Lately (after Windows 9603 upgrade, using Excel 2010) when I try to clean up the conditional formatting rules, there seems to be lots of additional rules (duplicates, cells with #REF!, etc) Excel stops responding for each delete rule and modifying range.

I suspect 'not responding' cause may be the extraneous rules that Excel seems to add without my knowledge.

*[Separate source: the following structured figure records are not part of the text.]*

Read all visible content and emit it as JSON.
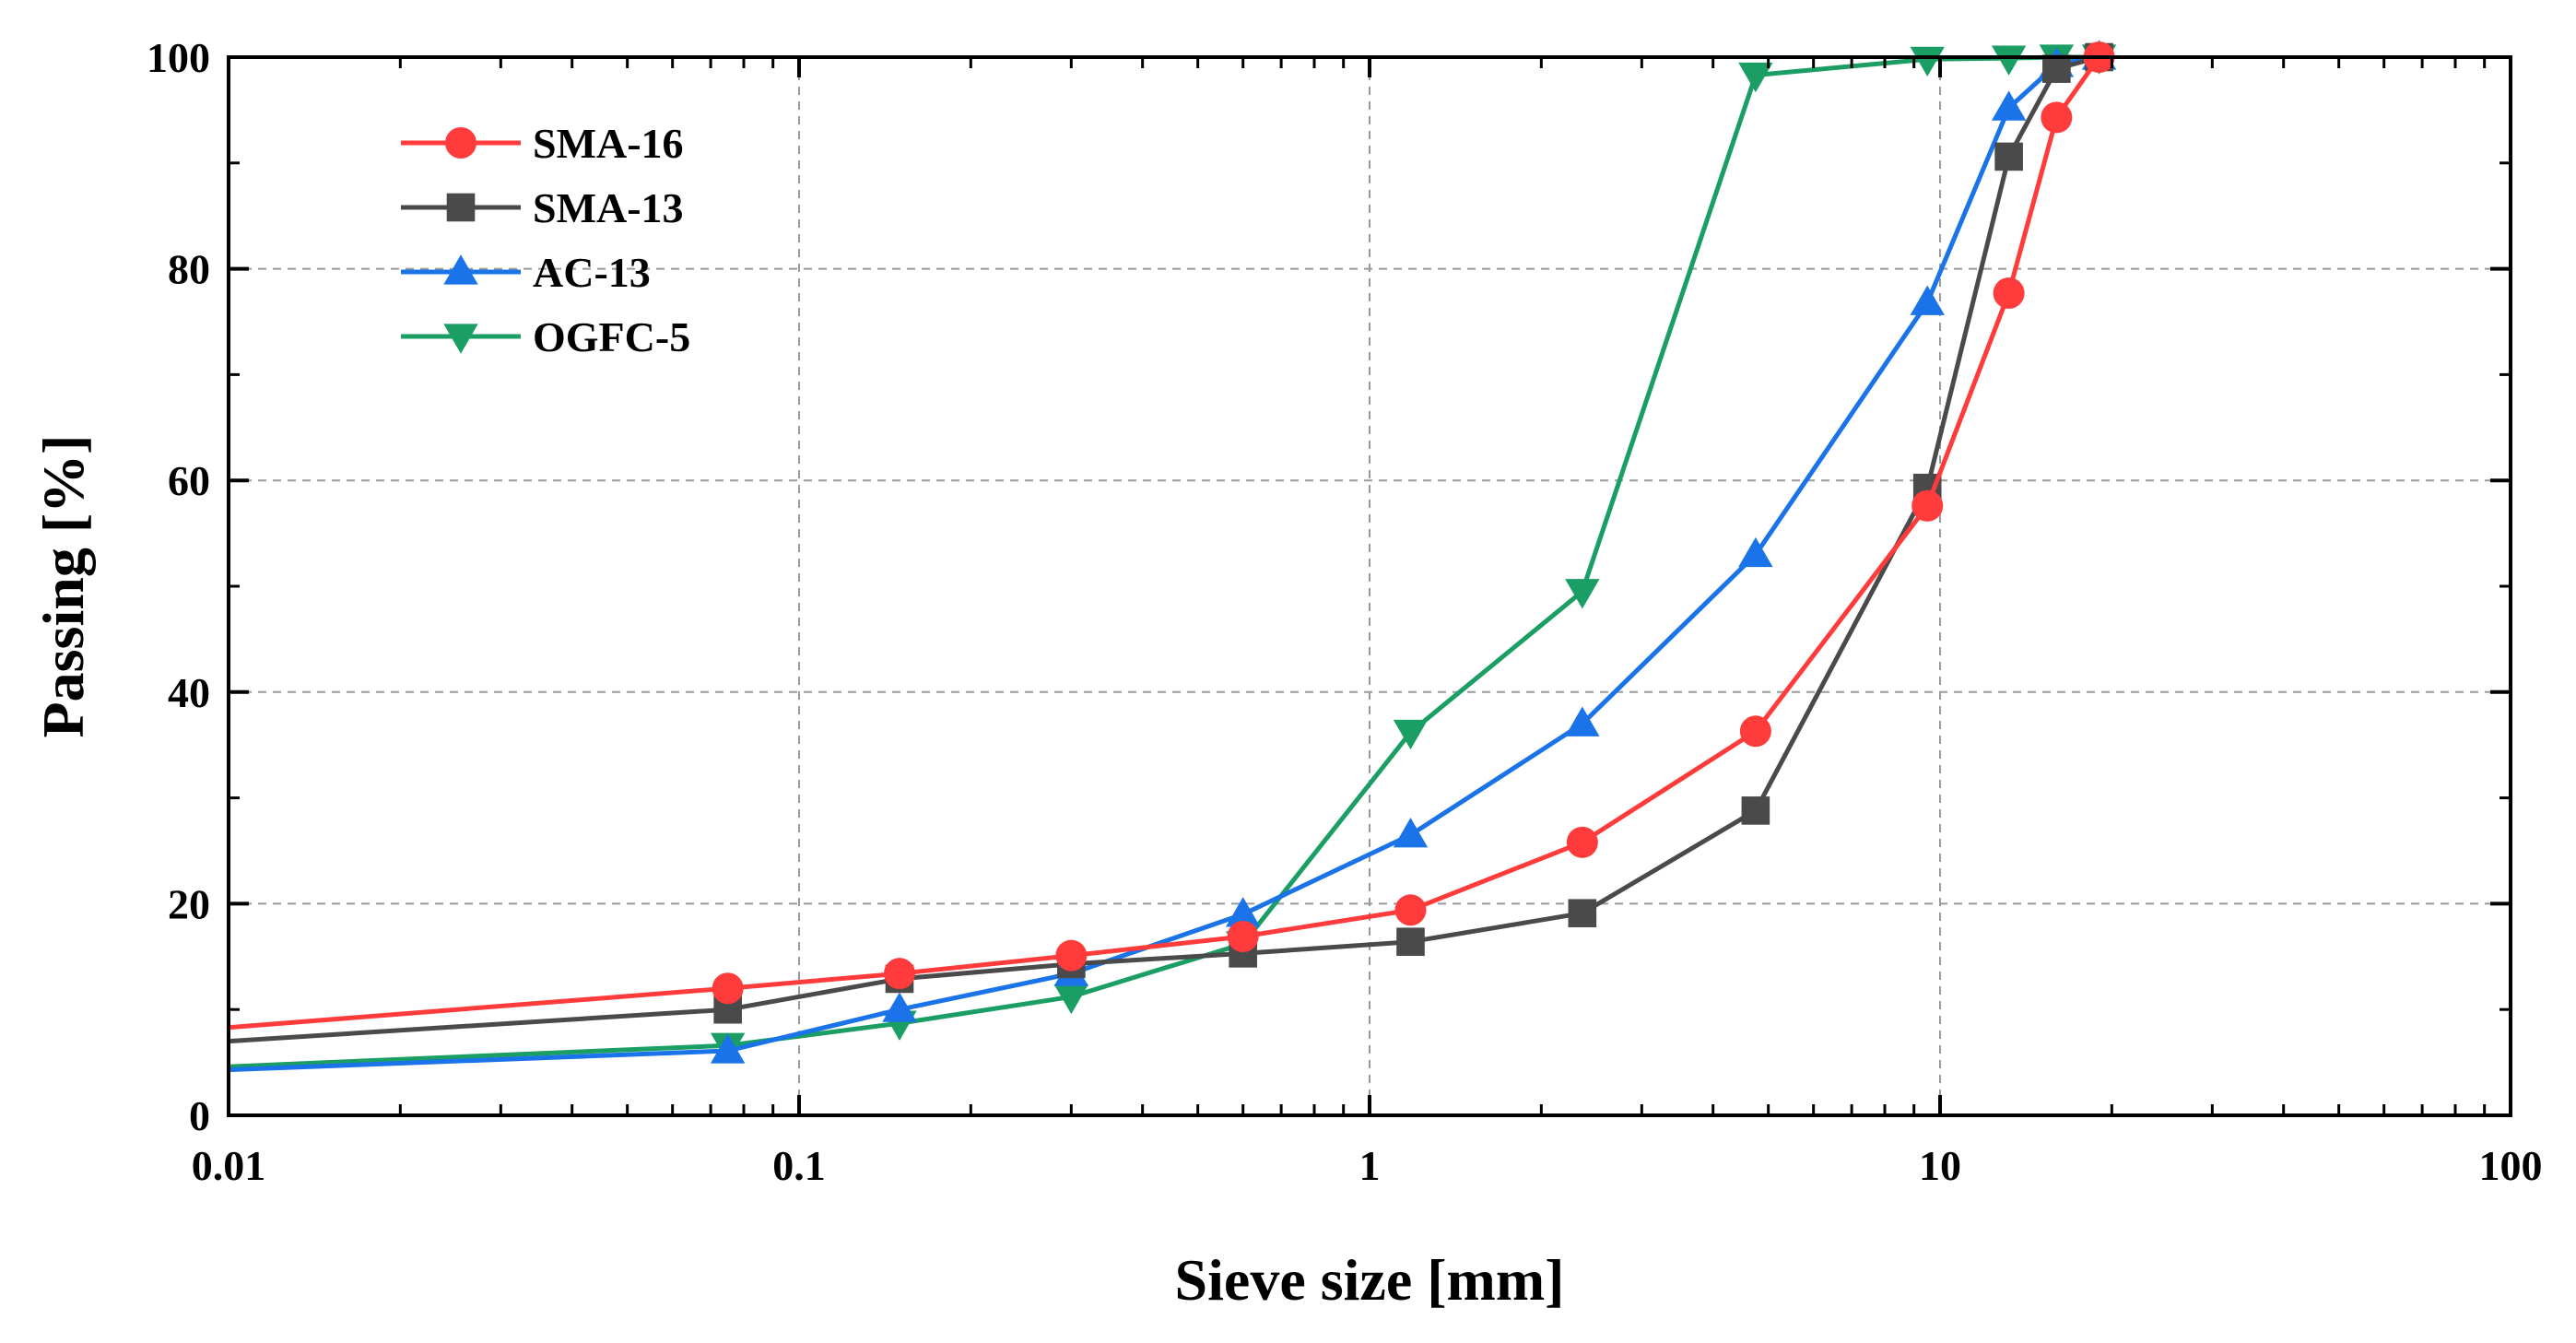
{
  "chart_data": {
    "type": "line",
    "title": "",
    "xlabel": "Sieve size [mm]",
    "ylabel": "Passing [%]",
    "xscale": "log",
    "xlim": [
      0.01,
      100
    ],
    "ylim": [
      0,
      100
    ],
    "x_ticks": [
      0.01,
      0.1,
      1,
      10,
      100
    ],
    "x_tick_labels": [
      "0.01",
      "0.1",
      "1",
      "10",
      "100"
    ],
    "y_ticks": [
      0,
      20,
      40,
      60,
      80,
      100
    ],
    "y_tick_labels": [
      "0",
      "20",
      "40",
      "60",
      "80",
      "100"
    ],
    "grid": "dashed, major ticks",
    "legend_position": "top-left",
    "series": [
      {
        "name": "SMA-16",
        "color": "#ff3b3b",
        "marker": "circle",
        "x": [
          0.01,
          0.075,
          0.15,
          0.3,
          0.6,
          1.18,
          2.36,
          4.75,
          9.5,
          13.2,
          16,
          19
        ],
        "y": [
          8.3,
          12.0,
          13.4,
          15.1,
          16.9,
          19.4,
          25.8,
          36.3,
          57.6,
          77.7,
          94.3,
          100
        ],
        "markers_from_index": 1
      },
      {
        "name": "SMA-13",
        "color": "#4a4a4a",
        "marker": "square",
        "x": [
          0.01,
          0.075,
          0.15,
          0.3,
          0.6,
          1.18,
          2.36,
          4.75,
          9.5,
          13.2,
          16,
          19
        ],
        "y": [
          7.0,
          10.0,
          12.9,
          14.3,
          15.3,
          16.4,
          19.1,
          28.8,
          59.3,
          90.6,
          98.9,
          100
        ],
        "markers_from_index": 1
      },
      {
        "name": "AC-13",
        "color": "#1a73e8",
        "marker": "triangle-up",
        "x": [
          0.01,
          0.075,
          0.15,
          0.3,
          0.6,
          1.18,
          2.36,
          4.75,
          9.5,
          13.2,
          16,
          19
        ],
        "y": [
          4.3,
          6.1,
          10.0,
          13.4,
          19.0,
          26.5,
          37.0,
          53.0,
          76.8,
          95.2,
          99.3,
          100
        ],
        "markers_from_index": 1
      },
      {
        "name": "OGFC-5",
        "color": "#1a9e63",
        "marker": "triangle-down",
        "x": [
          0.01,
          0.075,
          0.15,
          0.3,
          0.6,
          1.18,
          2.36,
          4.75,
          9.5,
          13.2,
          16,
          19
        ],
        "y": [
          4.6,
          6.6,
          8.7,
          11.2,
          16.2,
          36.2,
          49.5,
          98.3,
          99.8,
          99.9,
          100,
          100
        ],
        "markers_from_index": 1
      }
    ]
  }
}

Please help me with a macro that that would remove all rules that contain '#REF!' in the Conditional Formatting Rules Manager, which I can run by pressing a button attached to the macro before exiting Excel. (My Excel developer knowledge is minimal ... most code I cobbled together from snippets found on internet. So, apology in advance for poor coding practice.) In Excel Module, I started the VBA code:

Sub FindREFConditionalFormat()
Dim nRef As Integer ' Count of #REF! found
nRef = 0
Selection.SpecialCells(xlCellTypeAllFormatConditions).Select
For Each c In Selection.Cells
For each fc In c.FormatConditions
If InStr(1, fc.Formula1, "#REF!", _
vbBinaryCompare ) > 0 Then
nRef = nRef + 1

' Will this command delete the condition rule with cell address #REF! (example rule: Left(#REF!,7)="VISA B:"): fc.Delete

End If
Next fc
Next c
End Sub
===
Thanks in advance for sharing!



2013-08-11 07:02:44

Sekerob

Exactly what I was looking for, but, as what need c and fc be defined [Dim statements]?